The measures will apply for a period of three weeks until 15 September 2021. The decision is based on a rule which allows the Court, in exceptional cases, to decide on interim measures where applicants face an imminent risk of irreparable harm.
In this case, the applicants consist of two groups. One group comprises 32 Afghan nationals currently at the border between Poland and Belarus. The applicants in the other group are 41 Kurdish Iraqi nationals. They are currently at the border between Latvia and Belarus.
Importantly, the Court clarifies that this measure is not mandating Poland or Latvia to let the applicants enter their territories. However, the Court might decide on the right to apply for asylum in the next phase of the proceedings.
In fact, Lithuania has reportedly received about 4,200 migrants already this year who have crossed the border from Belarus. Asked at a press briefing this week how Lithuania should handle the situation if the migrants refuse to leave the country, a Commission spokesperson said he could not give any legal advice but underlined that asylum applications must be assessed individually.
A Swedish journalist who was allowed to visit a camp for migrants at Kazitiskis, a village north of the Lithuanian capital, reported this week in Dagens Nyheter that the camp houses 120 refugees from nations including Iraq and Afghanistan (as well as other countries). The conditions were described as ‘spartan’. It took also months for the refugees to be registered by the Lithuanian authorities.
Poland appears to apply an even harsher policy and is preventing migrants from crossing the Belarusian border. The Swedish journalist spotted 32 persons, all from Afghanistan, who were stranded in a no man’s land between Belarusian and Polish border guards without access to safe and sanitary conditions.
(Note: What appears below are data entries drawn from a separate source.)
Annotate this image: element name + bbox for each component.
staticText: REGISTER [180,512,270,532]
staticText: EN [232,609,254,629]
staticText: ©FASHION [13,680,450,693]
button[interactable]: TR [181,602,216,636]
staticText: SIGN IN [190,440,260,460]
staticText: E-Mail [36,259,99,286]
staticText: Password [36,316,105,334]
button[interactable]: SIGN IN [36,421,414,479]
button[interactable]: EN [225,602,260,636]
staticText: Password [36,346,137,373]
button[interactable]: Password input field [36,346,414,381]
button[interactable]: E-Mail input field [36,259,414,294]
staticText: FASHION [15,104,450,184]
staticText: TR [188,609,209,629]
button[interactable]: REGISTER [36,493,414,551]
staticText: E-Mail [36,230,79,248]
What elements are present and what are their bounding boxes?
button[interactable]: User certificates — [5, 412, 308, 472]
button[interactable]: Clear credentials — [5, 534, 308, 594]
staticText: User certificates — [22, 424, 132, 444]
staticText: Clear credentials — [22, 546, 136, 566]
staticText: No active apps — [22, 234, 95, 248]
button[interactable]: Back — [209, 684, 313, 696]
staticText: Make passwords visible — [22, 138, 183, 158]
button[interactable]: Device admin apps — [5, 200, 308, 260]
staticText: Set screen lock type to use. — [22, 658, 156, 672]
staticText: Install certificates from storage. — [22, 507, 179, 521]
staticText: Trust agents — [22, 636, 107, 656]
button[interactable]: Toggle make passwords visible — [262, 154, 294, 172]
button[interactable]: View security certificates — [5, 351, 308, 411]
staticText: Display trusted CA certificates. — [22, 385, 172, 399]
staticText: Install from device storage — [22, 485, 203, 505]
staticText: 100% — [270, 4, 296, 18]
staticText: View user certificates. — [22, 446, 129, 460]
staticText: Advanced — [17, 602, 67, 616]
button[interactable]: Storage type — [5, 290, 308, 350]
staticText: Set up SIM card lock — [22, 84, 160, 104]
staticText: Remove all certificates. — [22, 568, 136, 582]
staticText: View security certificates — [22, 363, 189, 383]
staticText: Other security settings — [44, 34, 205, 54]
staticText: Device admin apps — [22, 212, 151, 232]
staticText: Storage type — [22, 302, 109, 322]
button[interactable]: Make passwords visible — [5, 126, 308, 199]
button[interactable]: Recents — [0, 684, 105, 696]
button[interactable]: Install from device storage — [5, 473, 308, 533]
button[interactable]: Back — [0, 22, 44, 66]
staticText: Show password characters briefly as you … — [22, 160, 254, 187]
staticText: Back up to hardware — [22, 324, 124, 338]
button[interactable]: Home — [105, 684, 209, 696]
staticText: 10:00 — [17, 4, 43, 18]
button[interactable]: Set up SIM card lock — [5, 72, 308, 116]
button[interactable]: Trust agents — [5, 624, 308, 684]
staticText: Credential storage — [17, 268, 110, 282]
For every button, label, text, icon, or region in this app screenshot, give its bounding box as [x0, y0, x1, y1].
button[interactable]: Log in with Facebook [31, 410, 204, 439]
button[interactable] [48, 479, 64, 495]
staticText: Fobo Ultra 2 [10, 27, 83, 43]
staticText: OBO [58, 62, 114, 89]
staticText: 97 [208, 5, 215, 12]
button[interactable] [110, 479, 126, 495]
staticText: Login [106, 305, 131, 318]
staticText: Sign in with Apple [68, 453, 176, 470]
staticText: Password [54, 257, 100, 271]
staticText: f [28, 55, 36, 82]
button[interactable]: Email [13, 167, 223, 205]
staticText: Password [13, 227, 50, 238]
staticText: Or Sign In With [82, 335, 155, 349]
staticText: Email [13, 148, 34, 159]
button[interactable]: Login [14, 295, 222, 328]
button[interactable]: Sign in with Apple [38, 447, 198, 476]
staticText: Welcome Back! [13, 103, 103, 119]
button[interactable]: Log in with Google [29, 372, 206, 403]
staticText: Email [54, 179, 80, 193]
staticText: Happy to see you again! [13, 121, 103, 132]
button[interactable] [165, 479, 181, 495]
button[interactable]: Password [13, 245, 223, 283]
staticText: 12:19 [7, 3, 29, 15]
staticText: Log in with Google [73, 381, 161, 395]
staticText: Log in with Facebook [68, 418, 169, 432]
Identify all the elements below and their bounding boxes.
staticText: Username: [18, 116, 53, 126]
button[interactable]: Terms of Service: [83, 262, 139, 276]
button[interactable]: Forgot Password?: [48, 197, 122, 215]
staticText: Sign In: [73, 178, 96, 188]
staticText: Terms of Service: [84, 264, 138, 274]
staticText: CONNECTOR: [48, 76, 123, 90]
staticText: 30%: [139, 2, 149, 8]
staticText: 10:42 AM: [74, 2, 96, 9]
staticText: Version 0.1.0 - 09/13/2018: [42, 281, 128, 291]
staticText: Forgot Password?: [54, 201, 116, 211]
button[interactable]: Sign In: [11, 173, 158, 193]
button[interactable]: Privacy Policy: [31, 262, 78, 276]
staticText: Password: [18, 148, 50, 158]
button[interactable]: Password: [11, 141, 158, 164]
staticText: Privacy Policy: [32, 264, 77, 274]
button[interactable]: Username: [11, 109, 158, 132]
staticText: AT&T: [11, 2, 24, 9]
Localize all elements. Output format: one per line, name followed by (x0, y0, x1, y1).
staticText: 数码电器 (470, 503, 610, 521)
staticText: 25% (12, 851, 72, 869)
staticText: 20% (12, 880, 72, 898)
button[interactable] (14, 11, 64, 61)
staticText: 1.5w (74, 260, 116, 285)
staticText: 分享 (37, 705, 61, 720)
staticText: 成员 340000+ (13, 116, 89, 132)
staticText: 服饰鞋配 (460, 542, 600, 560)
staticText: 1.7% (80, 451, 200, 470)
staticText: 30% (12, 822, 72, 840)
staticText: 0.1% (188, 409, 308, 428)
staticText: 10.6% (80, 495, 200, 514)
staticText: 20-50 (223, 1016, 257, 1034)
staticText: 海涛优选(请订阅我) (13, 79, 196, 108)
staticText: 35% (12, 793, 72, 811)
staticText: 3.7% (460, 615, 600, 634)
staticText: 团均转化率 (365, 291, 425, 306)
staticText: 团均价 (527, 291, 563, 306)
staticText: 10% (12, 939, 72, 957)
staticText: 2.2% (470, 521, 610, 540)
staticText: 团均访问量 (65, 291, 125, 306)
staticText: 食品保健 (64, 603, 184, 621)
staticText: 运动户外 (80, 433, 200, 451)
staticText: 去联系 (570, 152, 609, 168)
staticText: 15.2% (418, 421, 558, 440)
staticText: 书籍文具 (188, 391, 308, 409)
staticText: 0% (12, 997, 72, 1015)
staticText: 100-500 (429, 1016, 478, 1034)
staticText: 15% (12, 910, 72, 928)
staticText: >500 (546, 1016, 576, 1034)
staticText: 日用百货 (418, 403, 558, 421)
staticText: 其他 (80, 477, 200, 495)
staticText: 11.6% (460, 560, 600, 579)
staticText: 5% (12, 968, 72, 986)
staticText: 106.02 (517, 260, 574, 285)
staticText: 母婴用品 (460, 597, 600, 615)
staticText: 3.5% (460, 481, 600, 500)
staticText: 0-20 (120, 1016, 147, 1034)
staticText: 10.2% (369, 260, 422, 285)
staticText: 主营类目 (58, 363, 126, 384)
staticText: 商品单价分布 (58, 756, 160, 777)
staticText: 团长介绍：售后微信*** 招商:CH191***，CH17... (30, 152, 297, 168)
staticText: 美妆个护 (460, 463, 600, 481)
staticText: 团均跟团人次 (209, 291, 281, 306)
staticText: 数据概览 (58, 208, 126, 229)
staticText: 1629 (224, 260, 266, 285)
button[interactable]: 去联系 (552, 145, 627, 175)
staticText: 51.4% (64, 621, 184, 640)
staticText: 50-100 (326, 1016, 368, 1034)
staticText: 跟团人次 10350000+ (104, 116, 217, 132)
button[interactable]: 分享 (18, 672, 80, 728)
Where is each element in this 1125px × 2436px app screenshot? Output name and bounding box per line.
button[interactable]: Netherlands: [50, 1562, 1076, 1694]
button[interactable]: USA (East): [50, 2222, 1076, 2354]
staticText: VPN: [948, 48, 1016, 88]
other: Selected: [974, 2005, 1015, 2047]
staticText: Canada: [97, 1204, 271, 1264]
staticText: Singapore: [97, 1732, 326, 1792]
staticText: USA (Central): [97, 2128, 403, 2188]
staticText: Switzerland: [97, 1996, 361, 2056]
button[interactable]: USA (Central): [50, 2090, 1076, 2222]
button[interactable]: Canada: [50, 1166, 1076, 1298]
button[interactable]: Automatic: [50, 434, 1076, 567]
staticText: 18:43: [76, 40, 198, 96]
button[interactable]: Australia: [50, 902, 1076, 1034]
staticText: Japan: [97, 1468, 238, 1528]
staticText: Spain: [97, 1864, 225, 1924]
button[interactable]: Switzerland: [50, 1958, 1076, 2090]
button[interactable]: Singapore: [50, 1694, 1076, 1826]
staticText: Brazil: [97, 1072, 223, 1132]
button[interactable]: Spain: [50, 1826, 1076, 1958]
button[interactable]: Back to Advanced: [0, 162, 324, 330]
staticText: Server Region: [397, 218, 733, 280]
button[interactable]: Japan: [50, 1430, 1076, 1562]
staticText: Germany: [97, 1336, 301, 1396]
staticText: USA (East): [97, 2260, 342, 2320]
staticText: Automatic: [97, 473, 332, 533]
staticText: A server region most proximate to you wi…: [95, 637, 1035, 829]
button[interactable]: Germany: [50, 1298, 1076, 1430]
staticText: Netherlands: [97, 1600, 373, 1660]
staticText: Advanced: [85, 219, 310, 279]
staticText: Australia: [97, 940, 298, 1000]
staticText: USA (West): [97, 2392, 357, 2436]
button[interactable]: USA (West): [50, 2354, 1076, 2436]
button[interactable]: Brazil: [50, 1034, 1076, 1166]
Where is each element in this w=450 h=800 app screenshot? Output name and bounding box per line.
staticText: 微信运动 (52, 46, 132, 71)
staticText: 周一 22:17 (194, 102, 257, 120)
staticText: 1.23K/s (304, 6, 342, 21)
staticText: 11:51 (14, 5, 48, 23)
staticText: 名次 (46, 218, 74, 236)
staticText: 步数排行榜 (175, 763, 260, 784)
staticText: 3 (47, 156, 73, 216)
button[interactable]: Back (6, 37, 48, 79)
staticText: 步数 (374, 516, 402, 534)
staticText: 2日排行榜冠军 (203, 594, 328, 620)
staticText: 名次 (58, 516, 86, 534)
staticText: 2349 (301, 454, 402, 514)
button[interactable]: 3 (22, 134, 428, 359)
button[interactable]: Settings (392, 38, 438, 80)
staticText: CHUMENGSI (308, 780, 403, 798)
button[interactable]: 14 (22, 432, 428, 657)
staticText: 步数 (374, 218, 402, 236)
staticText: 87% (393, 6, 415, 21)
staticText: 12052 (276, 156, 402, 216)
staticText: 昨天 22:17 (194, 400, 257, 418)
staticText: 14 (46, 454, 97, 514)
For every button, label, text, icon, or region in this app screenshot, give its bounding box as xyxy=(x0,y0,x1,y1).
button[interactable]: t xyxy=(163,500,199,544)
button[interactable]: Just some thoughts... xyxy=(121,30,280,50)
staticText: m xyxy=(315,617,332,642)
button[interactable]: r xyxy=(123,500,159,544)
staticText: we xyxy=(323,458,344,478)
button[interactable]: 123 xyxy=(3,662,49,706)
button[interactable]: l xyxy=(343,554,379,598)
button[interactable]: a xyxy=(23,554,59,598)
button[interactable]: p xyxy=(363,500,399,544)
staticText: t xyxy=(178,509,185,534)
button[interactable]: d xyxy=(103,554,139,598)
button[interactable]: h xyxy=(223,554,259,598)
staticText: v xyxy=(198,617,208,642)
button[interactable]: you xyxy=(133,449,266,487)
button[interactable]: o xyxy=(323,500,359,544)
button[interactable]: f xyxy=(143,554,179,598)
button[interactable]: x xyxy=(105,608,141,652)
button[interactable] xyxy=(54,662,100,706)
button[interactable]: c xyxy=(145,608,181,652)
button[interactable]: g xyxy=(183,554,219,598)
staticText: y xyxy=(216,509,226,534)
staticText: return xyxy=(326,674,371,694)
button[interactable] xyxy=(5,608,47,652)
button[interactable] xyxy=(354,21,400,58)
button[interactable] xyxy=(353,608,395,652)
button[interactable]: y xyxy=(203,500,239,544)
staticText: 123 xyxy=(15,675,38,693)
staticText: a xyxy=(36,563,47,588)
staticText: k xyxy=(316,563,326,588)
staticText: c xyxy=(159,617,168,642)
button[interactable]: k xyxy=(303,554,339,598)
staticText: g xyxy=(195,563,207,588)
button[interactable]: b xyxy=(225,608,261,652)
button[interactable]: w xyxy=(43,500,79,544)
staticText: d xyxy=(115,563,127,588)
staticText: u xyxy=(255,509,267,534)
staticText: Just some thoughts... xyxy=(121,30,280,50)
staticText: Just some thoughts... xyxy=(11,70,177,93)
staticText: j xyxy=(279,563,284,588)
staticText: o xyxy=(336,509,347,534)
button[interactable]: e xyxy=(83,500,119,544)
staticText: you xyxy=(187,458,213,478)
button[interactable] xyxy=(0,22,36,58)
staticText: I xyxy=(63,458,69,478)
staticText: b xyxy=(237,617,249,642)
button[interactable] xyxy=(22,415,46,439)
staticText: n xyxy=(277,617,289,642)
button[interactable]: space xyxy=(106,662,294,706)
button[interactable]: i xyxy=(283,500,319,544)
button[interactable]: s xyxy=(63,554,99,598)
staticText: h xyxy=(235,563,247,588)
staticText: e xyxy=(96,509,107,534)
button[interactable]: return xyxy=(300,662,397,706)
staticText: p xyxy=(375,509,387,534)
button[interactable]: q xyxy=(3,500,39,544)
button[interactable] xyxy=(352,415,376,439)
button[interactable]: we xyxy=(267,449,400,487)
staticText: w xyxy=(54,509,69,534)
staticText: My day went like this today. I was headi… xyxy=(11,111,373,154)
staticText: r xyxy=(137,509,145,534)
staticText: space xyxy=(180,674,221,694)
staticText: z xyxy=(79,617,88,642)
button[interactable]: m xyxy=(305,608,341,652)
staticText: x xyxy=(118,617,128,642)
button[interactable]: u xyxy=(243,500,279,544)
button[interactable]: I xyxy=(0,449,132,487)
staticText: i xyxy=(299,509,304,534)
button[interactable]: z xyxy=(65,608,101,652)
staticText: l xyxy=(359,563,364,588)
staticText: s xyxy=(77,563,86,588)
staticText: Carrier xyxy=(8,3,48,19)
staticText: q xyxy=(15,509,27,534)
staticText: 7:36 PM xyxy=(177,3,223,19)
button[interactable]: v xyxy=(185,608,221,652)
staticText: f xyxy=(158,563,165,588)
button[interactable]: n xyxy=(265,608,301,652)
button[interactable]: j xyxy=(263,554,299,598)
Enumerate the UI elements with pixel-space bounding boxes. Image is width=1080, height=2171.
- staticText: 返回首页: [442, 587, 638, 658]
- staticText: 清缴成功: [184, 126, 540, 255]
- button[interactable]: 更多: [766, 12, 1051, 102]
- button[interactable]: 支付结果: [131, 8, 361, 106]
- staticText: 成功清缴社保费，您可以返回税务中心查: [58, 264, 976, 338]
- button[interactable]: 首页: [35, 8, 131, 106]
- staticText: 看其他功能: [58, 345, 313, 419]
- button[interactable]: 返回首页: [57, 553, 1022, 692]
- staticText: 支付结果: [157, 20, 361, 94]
The Polish ombudsman for human rights, Marcin Wiacek, has criticised his country for its handling of the situation and stated that the border guards are obliged to receive asylum applications.
Asked to comment on alleged pushbacks at the border, a Commission spokesperson replied that the Commission firmly rejects attempts by the Belarusian regime to manipulate migrants and exert pressure on the EU’s external borders. He added that the Commission is following the situation and is in contact with the Polish authorities.
At a recent extraordinary meeting (18 August), interior ministers of EU Member States discussed the need for additional assistance for the Member States bordering Belarus. They also discussed the latest developments in Afghanistan.
The ministers will meet again next week. European Commission President von der Leyen described the meeting as a step in deciding on the scheme for voluntary settlement of Afghan nationals and their families that have been evacuated from the country following the Taliban takeover of the country. Member States are expected to allocate humanitarian visas to the evacuated people.
She also said after the G7 meeting this week “that the events we see in recent days underline the urgent need for Member States and the European Parliament to come to an agreement on our proposed Pact on Migration and Asylum. We need a fully functioning system in place that allows us to effectively manage our borders, ensures solidarity between Member States, and cooperates with countries of origin and transit.”